Inflated valuations in stock markets have caused companies on shopping sprees to underperform their index for the first time in 10 years, according to a study to be published today.
The share prices of acquirers worldwide have underperformed the MSCI world equity index by 0.9 percentage points in the last 12 months, according to the study by the Cass Business School and investment and insurance firm Willis Towers Watson.
Dealmakers in the final quarter of the year have particularly struggled to match the index, underperforming by 5.6 percentage points. That was the lowest quarterly reading since the financial crisis in 2008.
Firms which make acquisitions have tended to perform better than the benchmark, suggesting merger and acquisition (M&A) activity is usually beneficial.
The figures show a three-year rolling average outperformance of five percentage points by firms involved in deals above $100m in value. The longer-run average outperformance since 2008, which includes the aftermath of the financial crisis, stands at 3.6 percentage points.
However, in the final quarter of 2017 88 out of the 198 large deals worldwide tracked by the research failed to add value to the share price of the company.
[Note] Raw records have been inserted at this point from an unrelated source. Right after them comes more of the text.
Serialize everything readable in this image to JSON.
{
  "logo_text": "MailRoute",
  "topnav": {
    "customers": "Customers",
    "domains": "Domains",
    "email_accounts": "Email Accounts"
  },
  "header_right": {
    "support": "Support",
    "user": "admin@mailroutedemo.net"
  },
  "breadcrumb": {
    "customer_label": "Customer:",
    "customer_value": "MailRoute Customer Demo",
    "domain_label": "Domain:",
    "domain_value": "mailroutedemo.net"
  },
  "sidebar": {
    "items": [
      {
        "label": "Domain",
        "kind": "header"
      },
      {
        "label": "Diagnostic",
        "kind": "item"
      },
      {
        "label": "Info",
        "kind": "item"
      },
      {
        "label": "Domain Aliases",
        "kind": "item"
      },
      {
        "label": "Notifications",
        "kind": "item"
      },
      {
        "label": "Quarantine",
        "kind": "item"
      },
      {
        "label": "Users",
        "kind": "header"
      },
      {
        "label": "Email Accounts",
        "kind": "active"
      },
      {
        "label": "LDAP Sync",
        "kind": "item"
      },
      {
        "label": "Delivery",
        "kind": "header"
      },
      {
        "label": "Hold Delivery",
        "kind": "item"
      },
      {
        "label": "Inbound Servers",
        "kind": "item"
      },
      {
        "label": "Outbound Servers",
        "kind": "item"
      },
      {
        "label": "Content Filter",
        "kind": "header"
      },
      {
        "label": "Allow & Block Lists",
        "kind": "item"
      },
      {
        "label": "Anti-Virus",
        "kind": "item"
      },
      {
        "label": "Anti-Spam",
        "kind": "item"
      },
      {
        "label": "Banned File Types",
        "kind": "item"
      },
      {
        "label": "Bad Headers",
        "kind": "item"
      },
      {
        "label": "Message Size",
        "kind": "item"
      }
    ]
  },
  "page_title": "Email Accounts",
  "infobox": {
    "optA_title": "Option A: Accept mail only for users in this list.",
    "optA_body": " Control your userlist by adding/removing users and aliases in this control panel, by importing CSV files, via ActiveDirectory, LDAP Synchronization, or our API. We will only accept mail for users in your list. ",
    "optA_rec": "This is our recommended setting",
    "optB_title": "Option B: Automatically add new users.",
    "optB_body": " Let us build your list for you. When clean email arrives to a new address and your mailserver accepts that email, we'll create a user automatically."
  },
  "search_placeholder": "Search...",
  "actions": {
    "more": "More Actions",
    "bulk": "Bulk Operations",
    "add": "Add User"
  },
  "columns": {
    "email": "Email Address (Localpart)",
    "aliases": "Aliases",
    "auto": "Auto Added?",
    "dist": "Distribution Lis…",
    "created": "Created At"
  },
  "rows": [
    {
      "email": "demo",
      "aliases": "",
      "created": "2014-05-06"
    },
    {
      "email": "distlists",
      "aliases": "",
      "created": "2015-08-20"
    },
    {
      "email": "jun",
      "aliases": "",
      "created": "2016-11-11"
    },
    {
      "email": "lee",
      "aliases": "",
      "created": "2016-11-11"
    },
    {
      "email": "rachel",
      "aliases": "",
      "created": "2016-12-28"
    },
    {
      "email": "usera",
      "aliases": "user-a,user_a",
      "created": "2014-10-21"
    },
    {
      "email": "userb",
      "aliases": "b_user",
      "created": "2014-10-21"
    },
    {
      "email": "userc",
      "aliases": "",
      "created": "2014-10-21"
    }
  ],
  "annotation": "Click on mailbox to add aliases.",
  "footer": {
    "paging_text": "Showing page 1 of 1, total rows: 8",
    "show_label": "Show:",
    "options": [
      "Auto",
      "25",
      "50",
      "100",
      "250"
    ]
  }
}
Jana Mercereau, head of UK corporate M&A at Willis Towers Watson, said: “Global conditions for M&A in 2017 have been tough, and delivering a successful deal and realising value is increasingly difficult.
“Inflated price-to-earnings ratios have made deals more expensive, with companies often paying large premiums in a bidding war or as a defensive tactic, and making it increasingly difficult to realise a strong return.”
The tech sector suffered a particularly ignominious fate during the quarter, underperforming the broader market by a massive 23.9 percentage points.
Dealmakers in Asia-Pacific were the worst regional performers, losing out by 29.2 percentage points, an all-time low for the region.